I originally posted on cooking relatively large amounts – relative to routine home cooking, anyway – of soup for my church using portable countertop stoves I had purchased over time following having made some soup for the coffee / social hour. The intended central theme of the post, besides initially to discuss making soup for a group, was my collection of portable countertop stoves, and using them in non-traditional locations.
I was recently on a cruise; during which I attended some of the cooking demonstrations that were offered. The various subjects included cooking with chilies, and two sessions on Mediterranean cooking styles and dishes. Although these specific subjects were not interests of mine, a general interest character to the cooking demonstrations, that they were sometimes an activity to do with my aunt, and that the demonstrations were generally pleasant activities in which to participate at those moments, were attractions.
Various recipes prepared included a rice and chili sauce dish; lamb meatballs and couscous; and pasta with a garlic and olive oil sauce.
During the first of the cooking demonstrations, I became fascinated by two of the central cooking appliances: Two portable countertop induction stoves, incidentally of the exact same brand and model of which I own; this latter detail piqued my curiosity. I also realized later on while in the buffet lines and watching the cooks prepare meals in front of guests that there were a number of portable countertop induction stoves in use; in this particular case, usually to prepare fried eggs and omelettes, both to order. Some were of the same consumer grade make and model I had, and some were of a different brand, and I suspect of a commercial grade instead of a consumer grade.
The chef leading the demonstration was unsurprisingly confident and competent (although no doubt following a script, flawlessly and naturally), and she used the two countertop portable stoves as though she were using any other more traditional stove; I found her ease in using these appliances fascinating.
I imagine that induction cooktops were chosen for convenience, more precise cooking control, and perhaps electrical efficiency. No doubt ventilation and fire issues were also considered, (ie. in comparison to the use of gaseous or liquid fuel stoves) despite the presence of a fume hood, and no doubt the presence of a fire suppression system. Perhaps the promoters even considered the use of consumer grade portable countertop induction stoves as easier and overall less expensive to replace in the case of failure, since depending on the ports of call, they could easily send someone to the local department store with a credit card in order to purchase replacement units. But I digress.
Unfortunately, we did not get to taste the food cooked in front of us due to an apparent policy to not serve the food prepared during the demonstrations. To a degree, this may also have made it easier for the various demonstrations to be developed since they could be designed around relatively small amounts of overall food to be prepared, such as one or two servings, which would also make it time efficient (and incidentally somewhat more cost effective at least on the level of ingredients required).
While this case partly goes against the charm I see in portable countertop stoves – the ability to cook anywhere, any time, with portable portable countertop stoves instead of traditional stoves– I found it fascinating that this instance shows how portable countertop stoves can be used for everyday cooking – well that’s what they’re designed for! – and more generally as replacements for a traditional stovetop.
I admit it: I’m also excited to just see one of the things I bought actually being used by someone besides myself, and by someone in the know to boot. 🙂
My original vision for the post, which was somewhat blurry when I began writing, was in broad, vague, terms swirling about in my head.

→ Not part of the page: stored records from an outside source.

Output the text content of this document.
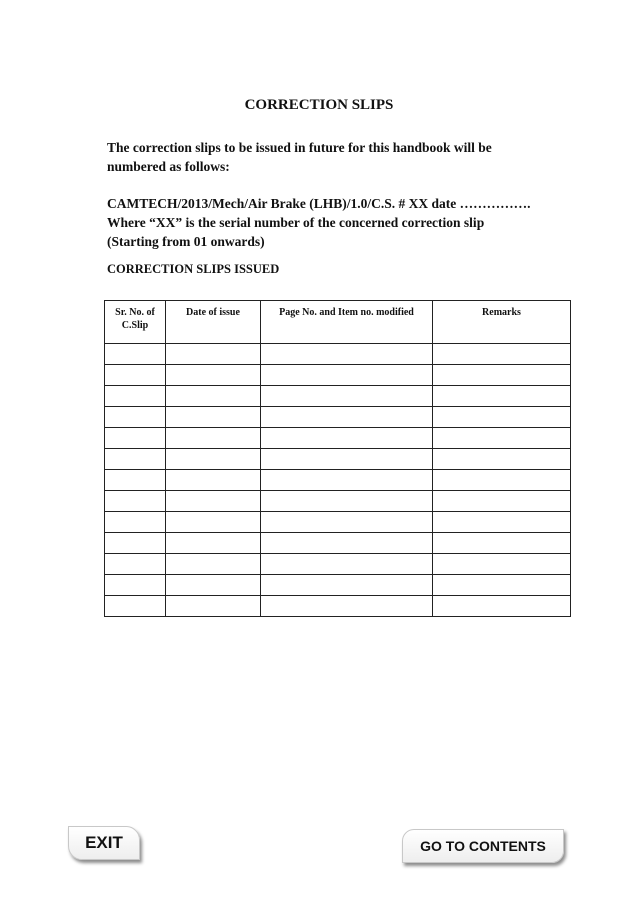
CORRECTION SLIPS
The correction slips to be issued in future for this handbook will be
numbered as follows:
CAMTECH/2013/Mech/Air Brake (LHB)/1.0/C.S. # XX date …………….
Where “XX” is the serial number of the concerned correction slip
(Starting from 01 onwards)
CORRECTION SLIPS ISSUED
Sr. No. of C.Slip	Date of issue	Page No. and Item no. modified	Remarks

EXIT	GO TO CONTENTS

It surrounded the notion of “the joy of cooking” and doing so in a mobile fashion with the portable countertop stoves, anywhere, anytime, as long as you had a space and electricity. A part of my enthusiasm came from having once seen a home kitchen without a traditional stove and oven, but rather a 1500 watt portable countertop stove with two burners like one I have, and a toaster oven (which is in my mind an ubiquitously common kitchen appliance to begin with anyway). I certainly wanted to discuss the joy of cooking with these appliances.
The post ended up having two main points:
A) Expressing in general terms that you can cook with portable countertop stoves, though in a limited way, using the example of, and concentrating on, the relatively large amounts of soup I make at my church. I mentioned that cooking a full course banquet using one or two portable countertop stoves for a large crowd is not practical, even perhaps not for a small intimate group, depending on the menu, and that such was beyond the scope of the post. However, almost surprisingly, large amounts of “one thing” (such as soups, stews, and the like) can be prepared, again depending on the item. However, I should have intimated that limited amounts of other items, or perhaps other more complex items, could still be prepared with portable countertop stoves in non-standard cooking locations, usually given enough lead time to prepare, cook, and assemble the food. See, for instance, the cruise ship example above.
B) And, that cooking in the non-standard areas with the number of portable countertop stoves I have, using the collective maximum capacity of my portable stoves is not possible, because it is far above the electrical capacity of the church hall in which I prepare the soup. I have been learning the practical limits of how much soup I can prepare at once, as well as beginning to be worried about issues such as electrical fires (especially due to aging electrical wires) and ventilation, be it due to deliciously distracting soup smells wafting through the building, or due to having to evacuate combustion gases from other types of portable stoves, were I to be using them.